Fred Karno, from DPAC, said: “Changing one provider for another does nothing to address the core problems.
“The jobs market is completely inaccessible to most disabled people for a variety of reasons – lack of support, inaccessible work environments, discrimination.
“But this isn’t about getting people to work, or reducing the cost of social security – it’s about privatising the welfare state and lining the pockets for private companies.
“So what it won’t do is get people back into work – with over 100 people a day with a mental health diagnosis being sanctioned, you’re more likely to find yourself in a food bank than a job interview.
“We are asking all disabled people who have been affected by the WCA to join us on one of the demonstrations or online actions and support this day of action.”
One of the protests is to take place outside St Mary’s House in Norwich.
The last minister for disabled people, Mike Penning, promised last June that the government would stop using St Mary’s for assessments after he heard that disabled people from the Norwich area were being forced by the building’s access problems to make long journeys to alternative centres.
But St Mary’s House is still being used for assessments, three years after the problems were first drawn to the government’s attention, and nine months after Penning promised to close it. Now Maximus is set to start using it for assessments on Monday.
Disabled campaigners pushing for it to be closed say the current minister for disabled people, Conservative MP Mark Harper, has ignored their concerns and refused to answer their letters.
Mark Harrison, chief executive of Equal Lives, the Norfolk-based disabled people’s organisation that has led protests about St Mary’s House, said the decision to continue using the building “demonstrates the contempt this government has for disabled people”.
He said: “How can you appoint a new provider for the hated assessments and force them to use an inaccessible building which the DWP leases through another private sector provider, Telereal Trillium?
“There is one rule for disabled people and another for the private sector, bankers and ministers who see themselves as being unaccountable and above the law.”
A Maximus spokesman said: “People have a right to protest, of course. We would hope that they do not disrupt claimants going into assessments or the ability of our staff to carry out their jobs and duties.
“We recognise people’s right to protest. We see their messages. I would not necessarily say we go as far as to say we agree with them…”
Asked whether the company was taking any precautions in advance of the protests, he said: “Bearing in mind this has happened on a fairly regular basis under Atos, the whole system is used to it or has experienced dealing with protests and seeing protesters.
“Staff are advised just to be polite to the protesters if they speak to them and don’t let anyone into the building who does not have an appointment.”
He added later: “We were chosen to run this service because we are experts in helping people who use government healthcare and other social services programmes.
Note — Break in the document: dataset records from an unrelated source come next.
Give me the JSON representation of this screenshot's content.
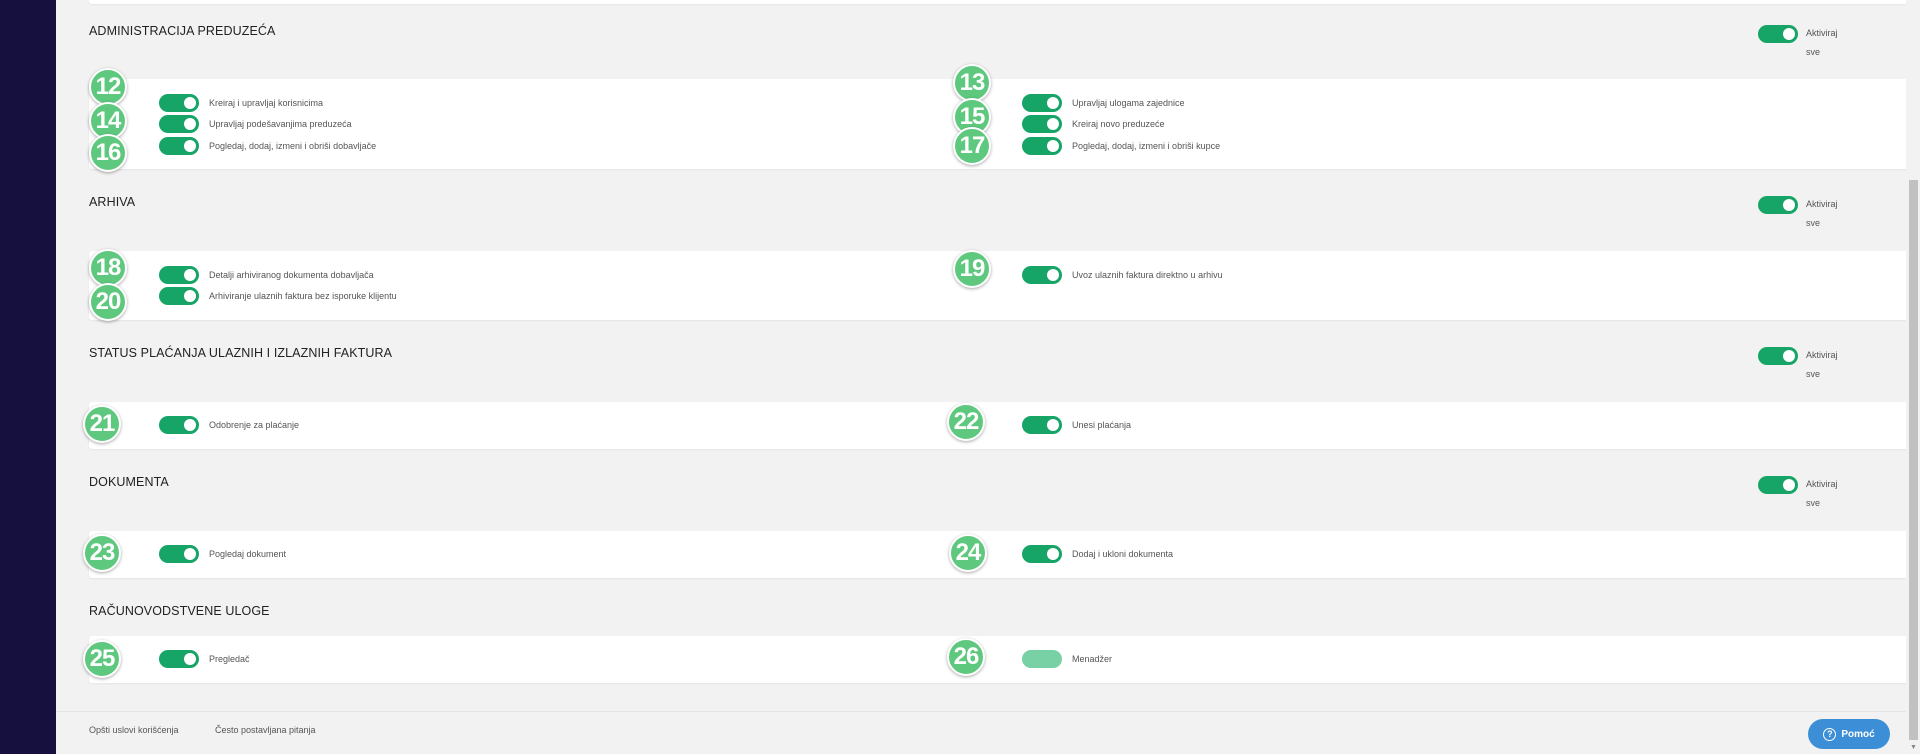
{
  "sections": [
    {
      "title": "ADMINISTRACIJA PREDUZEĆA",
      "activate_label": "Aktiviraj sve",
      "items": [
        {
          "badge": "12",
          "label": "Kreiraj i upravljaj korisnicima"
        },
        {
          "badge": "13",
          "label": "Upravljaj ulogama zajednice"
        },
        {
          "badge": "14",
          "label": "Upravljaj podešavanjima preduzeća"
        },
        {
          "badge": "15",
          "label": "Kreiraj novo preduzeće"
        },
        {
          "badge": "16",
          "label": "Pogledaj, dodaj, izmeni i obriši dobavljače"
        },
        {
          "badge": "17",
          "label": "Pogledaj, dodaj, izmeni i obriši kupce"
        }
      ]
    },
    {
      "title": "ARHIVA",
      "activate_label": "Aktiviraj sve",
      "items": [
        {
          "badge": "18",
          "label": "Detalji arhiviranog dokumenta dobavljača"
        },
        {
          "badge": "19",
          "label": "Uvoz ulaznih faktura direktno u arhivu"
        },
        {
          "badge": "20",
          "label": "Arhiviranje ulaznih faktura bez isporuke klijentu"
        }
      ]
    },
    {
      "title": "STATUS PLAĆANJA ULAZNIH I IZLAZNIH FAKTURA",
      "activate_label": "Aktiviraj sve",
      "items": [
        {
          "badge": "21",
          "label": "Odobrenje za plaćanje"
        },
        {
          "badge": "22",
          "label": "Unesi plaćanja"
        }
      ]
    },
    {
      "title": "DOKUMENTA",
      "activate_label": "Aktiviraj sve",
      "items": [
        {
          "badge": "23",
          "label": "Pogledaj dokument"
        },
        {
          "badge": "24",
          "label": "Dodaj i ukloni dokumenta"
        }
      ]
    },
    {
      "title": "RAČUNOVODSTVENE ULOGE",
      "items": [
        {
          "badge": "25",
          "label": "Pregledač"
        },
        {
          "badge": "26",
          "label": "Menadžer",
          "toggle_state": "disabled"
        }
      ]
    }
  ],
  "footer": {
    "terms": "Opšti uslovi korišćenja",
    "faq": "Često postavljana pitanja",
    "help_button": "Pomoć",
    "help_icon": "question-circle-icon"
  },
  "colors": {
    "toggle_on": "#16a567",
    "toggle_disabled": "#77d1a5",
    "badge": "#5fc87f",
    "sidebar": "#15103d",
    "help_button": "#3c8fd6"
  }
}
“There are many challenges that will take time to overcome, but we believe that we have the clinical expertise and fresh approach that, over time, will reduce waiting times, improve the quality of the service and deliver a better experience for people we assess.
“This is what we are focusing on.”
Maximus said it hoped the St Mary’s House problems would be resolved “soon”.
A DWP spokesman said: “We respect the right of anyone to protest outside assessment centres, but we ask that this is carried out in a peaceful manner and is not disruptive to the people attending the centres or employees.”
And he said the department was “currently looking at a number of options” for St Mary’s House, and would “make a decision as soon as we can”.
He said: “People who are unable to access the second floor will continue to be offered an assessment elsewhere or if necessary a home visit.”